It is not that I have a very tight and very warm relationship with my Dad. I dunno, so much happened in our small family and I have often felt an outsider. Of course, my Dad will always be my Dad and I will always be his daughter. We just do not speak each-other often, just because..well, it just goes like this.
This afternoon he called and the moment he started talking and we exchanged the usual ‘how are you’s’, I just heard from the sound of his voice something was wrong. He sounded sad. So, I asked what was up and well, nothing of course. Some chitchat about the weather, his garden being a mess and his wife nagging him to clean up the garage. And then, I definitely heard it. He was holding back his tears when mentioning the garage. So I waited a bit. And there it came. The shocker, the big news. And the tears.
I hate tears from my sister but hearing my Dad cry..is even worse. But he managed to tell me. He has put his beloved Harley Davidson up for sale. His baby, his bike, his escape from everything…his…well, his Harley!
Now, I am not a biker. I do not like them, I find it scary to be a passenger on a bike – any bike – and I prefer the safety of a car for transportation. However, being the daughter of a real biker…I have learned what it meant to him. It was not just a ‘bike’…noooooooo! For one, he had a Harley Davidson Millenium Edition – fully modified over the years to his liking, and well what can I say as a non-biker: it wasn’t just a bike or just a Harley. No. It was Dad’s Bike and me and my sister were part of the very lucky few that ever were allowed to even touch it! Under his supervision. Wearing silk gloves. (ok, the silk gloves part is not true, but it gives an idea….).
Back to Dad and him selling his Harley. The reason makes much sense. He is getting older, he is almost 75 and he felt this past biking season he was…how he described it: losing control over the machine. And that is never good, you need to control the bike, the bike should not control you.
He has had too many ‘insecure moments’ on the highway, there was one incident the bike fell over while waiting at traffic lights and he needed bystanders to help him getting it back up (mind you, these Harley’s are heavy!) and it made him decide the time has come to say goodbye to the Harley days and accept that some things don’t last forever. With a very, very heavy heart, many sleepless nights and many tears.

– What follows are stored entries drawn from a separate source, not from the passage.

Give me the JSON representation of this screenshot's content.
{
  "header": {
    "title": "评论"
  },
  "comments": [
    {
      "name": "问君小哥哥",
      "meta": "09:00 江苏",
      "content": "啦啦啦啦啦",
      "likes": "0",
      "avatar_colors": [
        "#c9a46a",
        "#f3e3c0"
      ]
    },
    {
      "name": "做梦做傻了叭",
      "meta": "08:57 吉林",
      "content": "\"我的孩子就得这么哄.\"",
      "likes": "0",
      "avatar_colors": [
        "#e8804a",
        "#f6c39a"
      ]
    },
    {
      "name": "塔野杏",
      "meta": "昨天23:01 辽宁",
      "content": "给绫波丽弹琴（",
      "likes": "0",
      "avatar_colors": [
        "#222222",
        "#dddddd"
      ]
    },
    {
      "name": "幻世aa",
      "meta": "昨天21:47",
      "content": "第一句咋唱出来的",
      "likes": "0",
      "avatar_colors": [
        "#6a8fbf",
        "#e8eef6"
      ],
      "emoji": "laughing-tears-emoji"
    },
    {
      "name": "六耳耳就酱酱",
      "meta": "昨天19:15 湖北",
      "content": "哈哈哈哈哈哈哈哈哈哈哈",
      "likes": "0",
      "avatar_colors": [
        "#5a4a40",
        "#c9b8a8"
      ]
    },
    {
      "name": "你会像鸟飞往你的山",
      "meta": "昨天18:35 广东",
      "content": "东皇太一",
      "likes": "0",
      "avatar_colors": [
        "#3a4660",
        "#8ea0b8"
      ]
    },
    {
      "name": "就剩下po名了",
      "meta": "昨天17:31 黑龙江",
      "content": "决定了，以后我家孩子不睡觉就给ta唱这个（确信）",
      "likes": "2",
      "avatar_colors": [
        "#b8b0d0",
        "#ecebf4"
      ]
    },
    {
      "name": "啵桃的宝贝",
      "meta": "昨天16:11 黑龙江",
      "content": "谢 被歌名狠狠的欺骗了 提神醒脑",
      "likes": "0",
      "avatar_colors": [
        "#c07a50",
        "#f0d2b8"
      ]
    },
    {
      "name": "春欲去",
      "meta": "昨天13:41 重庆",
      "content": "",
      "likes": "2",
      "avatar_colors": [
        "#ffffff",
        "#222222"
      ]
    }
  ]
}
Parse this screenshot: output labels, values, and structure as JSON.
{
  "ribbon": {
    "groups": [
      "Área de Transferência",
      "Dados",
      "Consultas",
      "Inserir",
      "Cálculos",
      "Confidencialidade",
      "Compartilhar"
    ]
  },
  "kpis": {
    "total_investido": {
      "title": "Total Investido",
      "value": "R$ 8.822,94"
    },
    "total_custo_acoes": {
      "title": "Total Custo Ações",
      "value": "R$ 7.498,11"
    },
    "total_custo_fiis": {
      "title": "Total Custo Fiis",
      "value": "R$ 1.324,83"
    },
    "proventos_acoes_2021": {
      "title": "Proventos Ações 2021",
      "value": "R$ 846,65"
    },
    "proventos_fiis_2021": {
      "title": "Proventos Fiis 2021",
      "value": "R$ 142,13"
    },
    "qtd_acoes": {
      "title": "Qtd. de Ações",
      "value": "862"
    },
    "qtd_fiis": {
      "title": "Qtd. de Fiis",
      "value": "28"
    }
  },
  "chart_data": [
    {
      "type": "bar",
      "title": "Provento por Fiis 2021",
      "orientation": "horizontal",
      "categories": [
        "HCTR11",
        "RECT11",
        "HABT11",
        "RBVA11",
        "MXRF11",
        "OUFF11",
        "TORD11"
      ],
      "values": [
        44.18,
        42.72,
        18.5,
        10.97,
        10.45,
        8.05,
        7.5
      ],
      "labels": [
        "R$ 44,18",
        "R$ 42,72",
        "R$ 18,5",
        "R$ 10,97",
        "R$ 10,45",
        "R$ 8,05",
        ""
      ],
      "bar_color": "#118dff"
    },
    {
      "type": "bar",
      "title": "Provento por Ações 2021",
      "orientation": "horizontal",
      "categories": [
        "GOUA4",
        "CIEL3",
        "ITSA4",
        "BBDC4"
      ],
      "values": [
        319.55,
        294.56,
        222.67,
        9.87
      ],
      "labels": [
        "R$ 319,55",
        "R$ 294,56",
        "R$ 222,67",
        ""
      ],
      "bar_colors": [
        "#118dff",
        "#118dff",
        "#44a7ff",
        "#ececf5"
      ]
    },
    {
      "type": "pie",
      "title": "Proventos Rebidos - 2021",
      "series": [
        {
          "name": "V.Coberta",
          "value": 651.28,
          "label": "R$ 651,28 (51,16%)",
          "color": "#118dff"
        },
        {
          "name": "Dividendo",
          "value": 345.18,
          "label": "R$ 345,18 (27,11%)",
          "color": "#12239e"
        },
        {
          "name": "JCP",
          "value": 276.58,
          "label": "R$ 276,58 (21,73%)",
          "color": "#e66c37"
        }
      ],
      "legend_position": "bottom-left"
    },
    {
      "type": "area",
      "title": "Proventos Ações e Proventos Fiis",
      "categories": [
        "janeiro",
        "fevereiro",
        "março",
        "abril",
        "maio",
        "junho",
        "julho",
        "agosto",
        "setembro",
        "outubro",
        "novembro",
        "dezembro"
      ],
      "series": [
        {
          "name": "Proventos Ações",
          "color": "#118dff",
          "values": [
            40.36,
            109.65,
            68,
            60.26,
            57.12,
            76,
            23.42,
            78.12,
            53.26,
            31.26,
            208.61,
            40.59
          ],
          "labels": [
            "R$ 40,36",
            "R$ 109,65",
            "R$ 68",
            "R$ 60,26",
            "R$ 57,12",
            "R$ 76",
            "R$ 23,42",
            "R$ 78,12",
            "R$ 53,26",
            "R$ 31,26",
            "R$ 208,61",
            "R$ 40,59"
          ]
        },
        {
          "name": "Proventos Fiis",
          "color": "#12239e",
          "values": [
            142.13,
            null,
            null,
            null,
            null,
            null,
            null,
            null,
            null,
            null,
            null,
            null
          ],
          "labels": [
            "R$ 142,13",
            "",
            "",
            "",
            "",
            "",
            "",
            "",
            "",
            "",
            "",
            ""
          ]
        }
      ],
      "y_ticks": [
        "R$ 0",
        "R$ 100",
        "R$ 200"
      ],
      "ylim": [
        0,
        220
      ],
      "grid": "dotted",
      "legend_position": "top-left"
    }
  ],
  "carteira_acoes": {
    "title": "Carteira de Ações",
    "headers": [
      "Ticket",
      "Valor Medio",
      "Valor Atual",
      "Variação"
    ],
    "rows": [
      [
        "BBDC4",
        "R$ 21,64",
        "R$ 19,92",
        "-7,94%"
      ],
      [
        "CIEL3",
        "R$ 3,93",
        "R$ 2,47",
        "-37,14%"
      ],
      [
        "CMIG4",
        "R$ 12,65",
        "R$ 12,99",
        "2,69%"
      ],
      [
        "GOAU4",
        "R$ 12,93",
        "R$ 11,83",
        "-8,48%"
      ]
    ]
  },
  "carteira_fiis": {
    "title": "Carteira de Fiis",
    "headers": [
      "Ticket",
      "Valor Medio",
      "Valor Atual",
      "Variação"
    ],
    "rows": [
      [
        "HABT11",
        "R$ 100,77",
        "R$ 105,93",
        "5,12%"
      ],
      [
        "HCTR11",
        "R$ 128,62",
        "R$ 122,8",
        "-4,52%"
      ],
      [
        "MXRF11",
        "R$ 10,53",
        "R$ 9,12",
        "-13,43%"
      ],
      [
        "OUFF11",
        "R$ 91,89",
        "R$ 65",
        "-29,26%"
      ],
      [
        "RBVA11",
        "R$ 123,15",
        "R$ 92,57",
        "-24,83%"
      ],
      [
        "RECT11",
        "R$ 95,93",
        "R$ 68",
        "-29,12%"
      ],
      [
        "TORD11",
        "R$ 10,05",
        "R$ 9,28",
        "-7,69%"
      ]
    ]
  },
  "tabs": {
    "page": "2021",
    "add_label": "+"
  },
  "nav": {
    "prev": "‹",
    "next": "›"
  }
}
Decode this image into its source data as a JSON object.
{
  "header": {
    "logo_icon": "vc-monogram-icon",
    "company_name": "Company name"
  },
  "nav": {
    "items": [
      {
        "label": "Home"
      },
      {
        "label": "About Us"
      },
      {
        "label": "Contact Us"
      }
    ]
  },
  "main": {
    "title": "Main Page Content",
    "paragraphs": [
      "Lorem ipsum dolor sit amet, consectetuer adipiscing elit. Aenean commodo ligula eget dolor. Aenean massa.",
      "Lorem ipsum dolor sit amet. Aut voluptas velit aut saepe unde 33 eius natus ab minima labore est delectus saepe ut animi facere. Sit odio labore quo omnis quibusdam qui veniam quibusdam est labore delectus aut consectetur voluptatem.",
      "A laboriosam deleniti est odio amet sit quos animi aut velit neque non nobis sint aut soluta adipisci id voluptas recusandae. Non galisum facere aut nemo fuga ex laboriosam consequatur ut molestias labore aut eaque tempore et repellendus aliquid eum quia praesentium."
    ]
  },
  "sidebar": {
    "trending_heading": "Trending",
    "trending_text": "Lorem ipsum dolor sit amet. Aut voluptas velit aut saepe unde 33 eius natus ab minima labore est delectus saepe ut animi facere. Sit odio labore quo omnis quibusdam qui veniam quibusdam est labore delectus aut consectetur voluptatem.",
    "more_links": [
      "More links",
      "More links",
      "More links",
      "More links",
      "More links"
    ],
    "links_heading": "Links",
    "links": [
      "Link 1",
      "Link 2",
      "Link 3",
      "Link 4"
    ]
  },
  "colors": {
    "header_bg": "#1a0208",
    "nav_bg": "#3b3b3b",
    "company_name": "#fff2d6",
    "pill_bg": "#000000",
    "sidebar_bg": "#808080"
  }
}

I feel his pain, I know what the bike and the cruising around meant to him. Not to mention him cleaning, polishing, nurturing the beloved piece of machinery for hours…But I am also proud of my Dad.
Not only will he always be a true biker (he toured the Route 66 with this machine a few years back and did many charity rides for children with his Motorclub), but he took responsibility concerning safety and rather pulls back from traffic pro-actively than be that poor ol’ bastard that causes a horrible accident because he cannot let go of old times.
I will surely miss the sound of his Harley roaring through the neighbourhood, to be heard 6 streets away, in summers when he came by (and the people that stopped by my drive to admire the polished, shiny huge bike…as it was surely an attention getter!).
But he did the right thing. My sister, she is a professional photographer, will go see him and his bike tomorrow and she is going to make a last ‘vintage’ photoshoot of the bike, on his request. I am sure this will be a wonderful tribute to the bike, my Dad and good for fond memories. For all three of us.
And yeah, even as a non-biker who will probably never understand the relation between machine and rider, I cried too. For Dad and his Harley and him having to give up his life-style and his soon to be empty garage….So, Dad: cheers!
Pictures in this blog taken at: The Sideroad Blues
3 Comments Add yours
This is wonderful. My dad is kinda the same except his motor love is vintage Mustangs and he has not yet given up on them – yet.
Thanks Bine. Well, as daughter of a biker, I am sure you can imagine my sadness and also being proud. I would not want to live in fear of my Dad being a danger on his bike, for him and others. But it is sad to know he has to give up his …well…lifestyle. :( My Dad without his Harley, it will be strange…
Thank you for sharing this Cait. It’s movingly sad, and very well expressed. I agree, there is little that compares to the heartache of seeing one’s parents expressing sadness. I’m sitting here at my work desk, and feeling tears well up in my eyes at the thought of it. What your dad might be going through is letting go of such an obviously important part of his life and perhaps a very large part of his identity. I suppose that as time progresses, so do losses, and these changes become a part of life as much as the freedom and exhilaration of that seemingly endless, open road.
You are right that he is doing the right thing – and it’s what one would expect of a man of that age, to grasp the importance of that decision and to know what is the right and self-less thing to do, as heartbreaking and difficult as it can be. This will be a very important and pivotal moment for you dad. What he does next; how he substitutes the love and pride associated with being a biker, will have a deep impact on how he sees himself moving forward. I wish him all the very best.